Omar Sosa: Calma: solo piano & …

Omar Sosa, the Cuban-born pianist and composer whose music is steeped in jazz, the Caribbean rhythms and textures of his homeland and African music, often and most intriguingly works with large canvases: Take, for instance, last year’s sprawling, ambitious Ceremony, a collaboration with the NDR Big Band. Calma is by comparison a miniaturist work, a collection of pieces played unaccompanied aside from occasional ambient noises. It’s meditative and exploratory, and only occasionally hints at the themes and motifs heard in his large-ensemble compositions.

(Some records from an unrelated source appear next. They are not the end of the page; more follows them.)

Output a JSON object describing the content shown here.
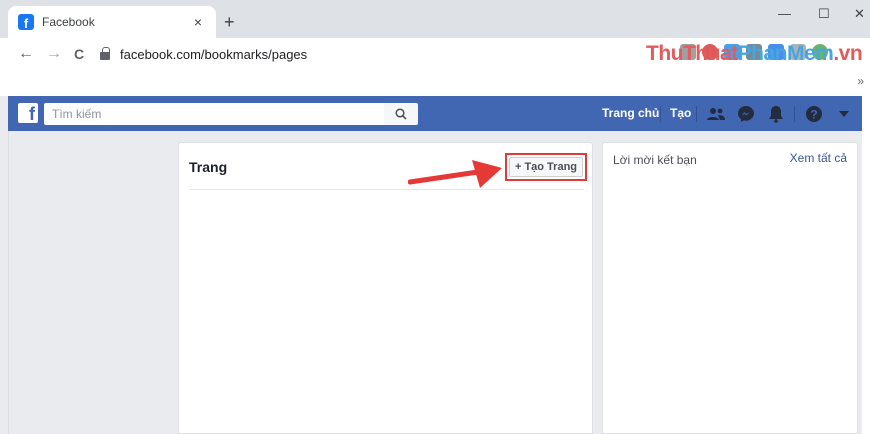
{
  "browser": {
    "tab_title": "Facebook",
    "tab_close": "×",
    "new_tab": "+",
    "url": "facebook.com/bookmarks/pages",
    "minimize": "—",
    "maximize": "☐",
    "close": "✕",
    "back": "←",
    "forward": "→",
    "reload": "C",
    "more_bookmarks": "»",
    "favicon_letter": "f"
  },
  "watermark": {
    "part1": "ThuThuat",
    "part2": "PhanMem",
    "part3": ".vn"
  },
  "fb_header": {
    "logo_letter": "f",
    "search_placeholder": "Tìm kiếm",
    "home_label": "Trang chủ",
    "create_label": "Tạo"
  },
  "pages_card": {
    "title": "Trang",
    "create_button": "+ Tạo Trang"
  },
  "friends_card": {
    "title": "Lời mời kết bạn",
    "see_all": "Xem tất cả"
  },
  "colors": {
    "fb_blue": "#4267b2",
    "highlight_red": "#e03a3a",
    "arrow_red": "#e53935"
  }
}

In addition to acoustic piano and Fender Rhodes, Sosa uses various electronic effects and samples-children’s voices, percussion, stray chordal washes-to add additional flavors to these pieces. The result is an expansive, multi-part work that additionally hints at electronica, classical new music, downtempo-even new age. Sosa has recorded solo piano albums in the past, but as the title here indicates, this is something else. “Sunrise” begins with single drawn-out notes and moves into melancholy meanderings, while “Walking Together” enlivens the sound with electric and acoustic layering. “Autumn Flowers” employs fluttering patterns and “Madre” is a warm, poignant hymn.

Calma is less about particularly memorable melodies and more about impressionism and mood setting. It’s all laidback and soothing, to a fault. The disc is fine but ultimately far less satisfying than Sosa’s full-band albums.